Tag team ALL the things. There isn’t much in our marriage that only one of us does, even though we have our strengths and preferences on who does what. It’s nice that when I deploy or she’s on a blogging-trip-meeting-sexy-movie-stars (I’m not jealous, you’re jealous), the other one can handle stuff. It also helps us appreciate what each other does day to day.
Honesty is the best policy. Most of the time the military orders you to go places and do things. But, sometimes, you have a choice on if/when you go. Even wilder, sometimes you can even volunteer to go places and do things. Being honest and open about everything makes it a conversation instead of a period. We are up front with what we both want to do and how it will effect us personally and our family as a whole.
Have a plan. Jess and I are pretty much on the same page for what we want out of our life together, and that’s becuase we talk about it constantly, and that’s something we’ve done from the beginning of our relationship. We know where we want to live again at some point; we know where we want to retire, and we know what kind of lifestyle we want for the next 70 years.
We know because we’ve talked about it, and we intentionally drive down that path. Deploying for a year wasn’t Option 1, but it’s the best fit for our long-term plans, and knowing that in advance has made this deployment go a lot smoother. It’s also helped us budget better and kept us in check when shiny distractions come up.
Extra marriage lesson learned:
Bring Sexy Back. Get yourself a little something that makes you feel sexy, and make time to enjoy being married (wink wink). After 10 years we still want each other just as much as we did our first married night.
If you’re married, leave a comment with ONE thing you’ve learned over the years!
*Shout out to JM Photo Art for the stellar pictures!
Happy anniversary!
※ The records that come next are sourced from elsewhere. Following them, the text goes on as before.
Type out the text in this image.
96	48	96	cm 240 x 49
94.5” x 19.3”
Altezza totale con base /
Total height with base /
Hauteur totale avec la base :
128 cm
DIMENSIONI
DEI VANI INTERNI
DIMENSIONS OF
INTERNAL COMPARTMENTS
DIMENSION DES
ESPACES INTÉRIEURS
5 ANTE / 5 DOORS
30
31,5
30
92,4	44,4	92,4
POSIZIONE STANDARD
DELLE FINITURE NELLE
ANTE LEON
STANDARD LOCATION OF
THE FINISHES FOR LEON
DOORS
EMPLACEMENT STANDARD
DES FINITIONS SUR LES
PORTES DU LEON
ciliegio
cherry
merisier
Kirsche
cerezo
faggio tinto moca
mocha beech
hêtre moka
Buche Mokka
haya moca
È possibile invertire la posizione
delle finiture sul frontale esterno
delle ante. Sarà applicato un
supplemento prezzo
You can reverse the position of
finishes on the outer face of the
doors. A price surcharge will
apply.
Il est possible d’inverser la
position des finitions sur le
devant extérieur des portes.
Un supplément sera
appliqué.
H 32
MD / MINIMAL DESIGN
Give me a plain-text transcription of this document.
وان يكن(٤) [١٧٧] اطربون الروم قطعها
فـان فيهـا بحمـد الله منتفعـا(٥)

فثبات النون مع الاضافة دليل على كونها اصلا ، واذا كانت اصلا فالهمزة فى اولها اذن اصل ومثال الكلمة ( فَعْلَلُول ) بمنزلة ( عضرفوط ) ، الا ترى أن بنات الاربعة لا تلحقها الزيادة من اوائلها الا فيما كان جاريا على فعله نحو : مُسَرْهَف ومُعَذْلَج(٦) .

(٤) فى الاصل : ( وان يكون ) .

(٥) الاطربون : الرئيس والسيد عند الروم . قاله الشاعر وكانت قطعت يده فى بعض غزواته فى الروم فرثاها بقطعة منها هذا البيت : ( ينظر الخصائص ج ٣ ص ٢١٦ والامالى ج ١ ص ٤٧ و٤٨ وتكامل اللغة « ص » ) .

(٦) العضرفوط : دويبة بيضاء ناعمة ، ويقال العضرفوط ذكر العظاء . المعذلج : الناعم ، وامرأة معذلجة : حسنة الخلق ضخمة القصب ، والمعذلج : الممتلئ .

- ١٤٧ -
And yes to all these things! Date often and have adventures together, I’m definitely all about those two things!
Such a great post. I love your secret lets get out of here code…that is genius! Happy anniversary!
omg y’all are super-cute congrats on 10 years!!!
Dan and I are about to hit 6 years in just a few weeks. Where has the time gone?!
One thing I’ve long learned with my life with Crohn’s Disease, that has been quite applicable to marriage, is the need for flexibility.
Sometimes this is for little things. We meal-plan about 5 days at a time because we realize that with Dan’s job and my health problems, we will rarely follow the plan exactly. So our plan is flexible enough to get us through a week of food with minimal waste.
Sometimes this is for big things. When my mom entered hospice care, I mostly moved back home to be with her in her last 7 or so weeks of life. I only came back to Georgia for my medical treatments and a concert. I didn’t exactly enjoy the frequent drives, and I’m sure Dan really didn’t enjoy the drive every Friday and Sunday, but we adjusted our lives so that I could have that very precious limited time with my mom.
Don’t be afraid to talk money. You HAVE to be on the same page with money…be honest about spending…honest about habits etc… my hubby and I might have different thought processes when it comes to money…however, we are honest about it and have not yet had a fight about money in our 10 years…we promised each other we would not let money take us down. We have also said we are both committed to marriage, period…no matter how hard it gets…we are in it. We may not like each other every day, but we love each other. He severely broke both legs June 2019 and has had 11 surgeries since and has been dealing with infection since October…we also have a 3 year old…it has been hell in a hand basket…but because of communication etc…we are good…relationship wise. Anyways, enough rambling.
YES! This is so important, too; I can’t believe we missed it. We’re both very up front with our money and where it’s going. Great addition, thank you for mentioning it.